So before my book even goes into the theorem that says "A set $E \subset R $ is compact iff E is closed and bounded", they go into examples of an open set, but I'm having trouble understanding their thought process.
Let $E=(0,1]$ and for each positive integer n, let $G_n=(\frac{1}{n},2)$. If $0 <x\le 1$ there is a positive integer $n$ such that $\frac{1}{n}<x$, hence $x \in G_n$ and thus $E \subset \cup_{n=1}^{\infty}G_n$.
Ok, I get that part, basically since $\frac{1}{n}$ goes to $0$ as $n \to \infty$, but never equals $0$, E is contained in the union of $G_n$. However, the next part I don't understand...
"Choose a finite set $n_1,n_2,...,n_r$ of positive integers, then
$\cup_{i=1}^{\infty}G_{n_i}=G_{n_0}$ where $n_0=$max{$n_1,...n_r$}." I don't understand how $G_{n_1}+G_{n_2}+...+G_{n_r}=G_{n_0}$. The largest subcover?
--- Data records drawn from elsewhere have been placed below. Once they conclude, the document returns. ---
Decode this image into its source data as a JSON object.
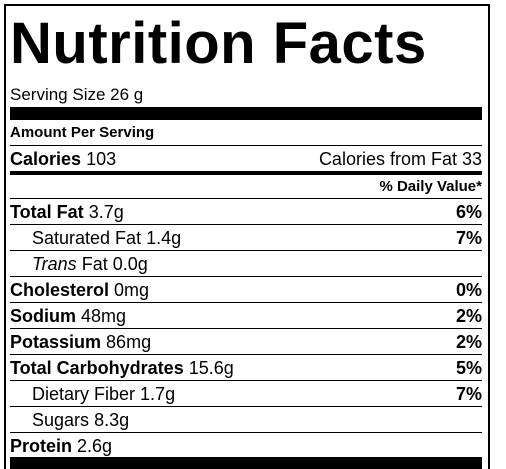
{
  "title": "Nutrition Facts",
  "serving_size": "Serving Size 26 g",
  "amount_per_serving": "Amount Per Serving",
  "calories": {
    "label": "Calories",
    "amount": "103"
  },
  "calories_from_fat": "Calories from Fat 33",
  "daily_value_header": "% Daily Value*",
  "rows": [
    {
      "label": "Total Fat",
      "amount": "3.7g",
      "dv": "6%",
      "bold": true
    },
    {
      "label": "Saturated Fat",
      "amount": "1.4g",
      "dv": "7%",
      "bold": false
    },
    {
      "label_italic": "Trans",
      "label": "Fat",
      "amount": "0.0g",
      "bold": false
    },
    {
      "label": "Cholesterol",
      "amount": "0mg",
      "dv": "0%",
      "bold": true
    },
    {
      "label": "Sodium",
      "amount": "48mg",
      "dv": "2%",
      "bold": true
    },
    {
      "label": "Potassium",
      "amount": "86mg",
      "dv": "2%",
      "bold": true
    },
    {
      "label": "Total Carbohydrates",
      "amount": "15.6g",
      "dv": "5%",
      "bold": true
    },
    {
      "label": "Dietary Fiber",
      "amount": "1.7g",
      "dv": "7%",
      "bold": false
    },
    {
      "label": "Sugars",
      "amount": "8.3g",
      "bold": false
    },
    {
      "label": "Protein",
      "amount": "2.6g",
      "bold": true
    }
  ]
}
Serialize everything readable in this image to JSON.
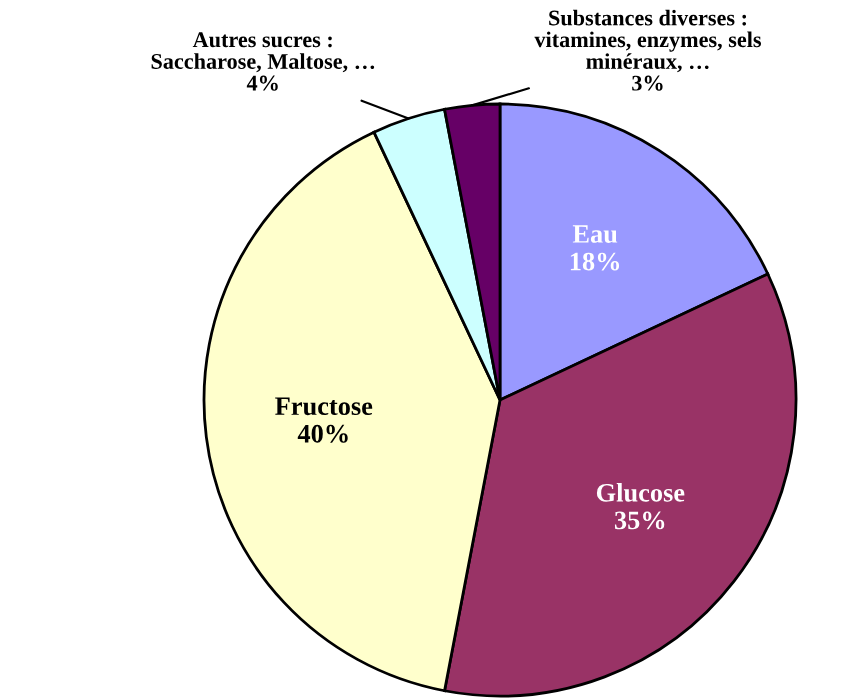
{
  "chart_data": {
    "type": "pie",
    "categories": [
      "Eau",
      "Glucose",
      "Fructose",
      "Autres sucres :\nSaccharose, Maltose, …",
      "Substances diverses :\nvitamines, enzymes, sels\nminéraux, …"
    ],
    "values": [
      18,
      35,
      40,
      4,
      3
    ],
    "colors": [
      "#9999ff",
      "#993366",
      "#ffffcc",
      "#ccffff",
      "#660066"
    ],
    "value_labels": [
      "18%",
      "35%",
      "40%",
      "4%",
      "3%"
    ]
  }
}
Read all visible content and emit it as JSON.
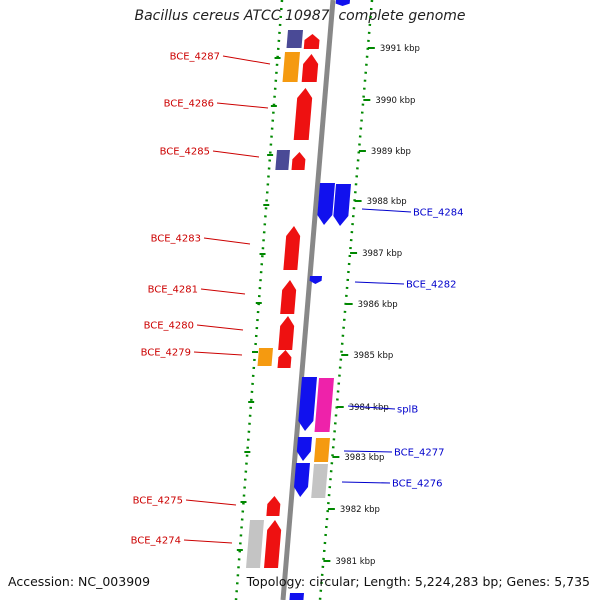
{
  "title": "Bacillus cereus ATCC 10987, complete genome",
  "accession": "Accession: NC_003909",
  "topology": "Topology: circular; Length: 5,224,283 bp; Genes: 5,735",
  "colors": {
    "red": "#ee1111",
    "blue": "#1111ee",
    "orange": "#f59a10",
    "navy": "#4a4a96",
    "pink": "#ee22aa",
    "gray": "#c4c4c4",
    "left_label": "#cc0000",
    "right_label": "#0000cc",
    "tick": "#008800",
    "backbone": "#888888"
  },
  "scale_ticks": [
    "3991 kbp",
    "3990 kbp",
    "3989 kbp",
    "3988 kbp",
    "3987 kbp",
    "3986 kbp",
    "3985 kbp",
    "3984 kbp",
    "3983 kbp",
    "3982 kbp",
    "3981 kbp"
  ],
  "left_labels": [
    "BCE_4287",
    "BCE_4286",
    "BCE_4285",
    "BCE_4283",
    "BCE_4281",
    "BCE_4280",
    "BCE_4279",
    "BCE_4275",
    "BCE_4274"
  ],
  "right_labels": [
    "BCE_4284",
    "BCE_4282",
    "splB",
    "BCE_4277",
    "BCE_4276"
  ]
}
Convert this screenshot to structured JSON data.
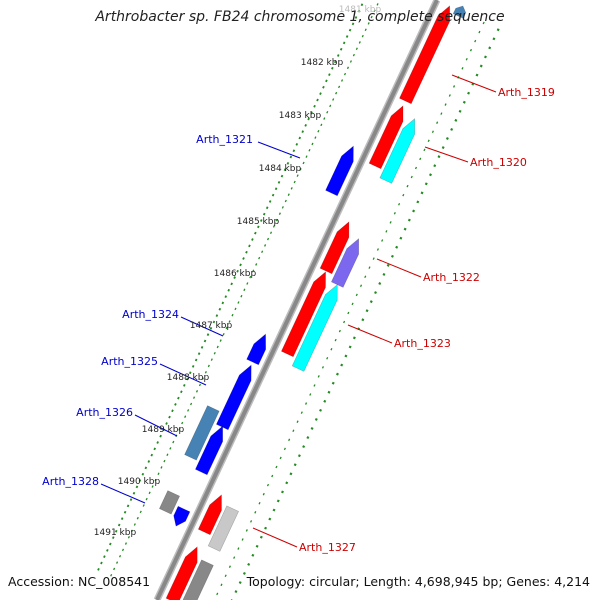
{
  "title": "Arthrobacter sp. FB24 chromosome 1, complete sequence",
  "accession": "Accession: NC_008541",
  "stats": "Topology: circular; Length: 4,698,945 bp; Genes: 4,214",
  "colors": {
    "forward_cds": "#ff0000",
    "reverse_cds": "#0000ff",
    "hypothetical_cyan": "#00ffff",
    "purple": "#7b68ee",
    "steelblue": "#4682b4",
    "gray": "#888888",
    "backbone": "#888888",
    "ticks": "#228b22",
    "label_forward": "#cc0000",
    "label_reverse": "#0000cc"
  },
  "scale_labels": [
    "1481 kbp",
    "1482 kbp",
    "1483 kbp",
    "1484 kbp",
    "1485 kbp",
    "1486 kbp",
    "1487 kbp",
    "1488 kbp",
    "1489 kbp",
    "1490 kbp",
    "1491 kbp"
  ],
  "gene_labels": [
    {
      "text": "Arth_1319",
      "strand": "forward"
    },
    {
      "text": "Arth_1320",
      "strand": "forward"
    },
    {
      "text": "Arth_1321",
      "strand": "reverse"
    },
    {
      "text": "Arth_1322",
      "strand": "forward"
    },
    {
      "text": "Arth_1323",
      "strand": "forward"
    },
    {
      "text": "Arth_1324",
      "strand": "reverse"
    },
    {
      "text": "Arth_1325",
      "strand": "reverse"
    },
    {
      "text": "Arth_1326",
      "strand": "reverse"
    },
    {
      "text": "Arth_1327",
      "strand": "forward"
    },
    {
      "text": "Arth_1328",
      "strand": "reverse"
    }
  ]
}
And finally why is $E $ not a subset of $G_{n_0}$
The equality $G_{n_1} \cup G_{n_2} \cup \ldots \cup G_{n_r} = G_{n_0}$ (use union, not addition, these are quite different!) holds because the $G_i$ are increasing: if $i < j$ then ${1 \over j} < {1 \over i}$ so that $G_i = (\frac{1}{i},2) \subset (\frac{1}{j},2) = G_j$.
This means that if we look at any finite set of indices, there is a maximal one among them, and because the larger the index, the larger the set (as we saw), this means that the union of the corresponding $G_i$ is just the one with the largest index, and this is what your text essentially says.
Now, if $G_{n_0}$ is any fixed member of your open cover, then find $x$ with $0 < x < \frac{1}{n_0}$. Then this $x$ is in $(0,1]$ but not in $G_{n_0}$. So one member cannot cover $(0,1]$. So, using what we have seen in the previous paragraph, no finite set of members can cover $(0,1]$, because a finite subset has as its union the one with the largest index, which cannot cover by itself.
This implies that $(0,1]$ is not compact. Compactness of $E$ means every open cover of $E$ has a finite subcover. But here we have some cover, that does not have a finite subcover. And this is exactly what is needed to refute compactness.
Note that by the closed and bounded theorem, which holds in the reals in the usual metric, $[0,1]$ is compact. So just removing a single point (making it non-closed) makes $E$ non-compact, which is the point of the example.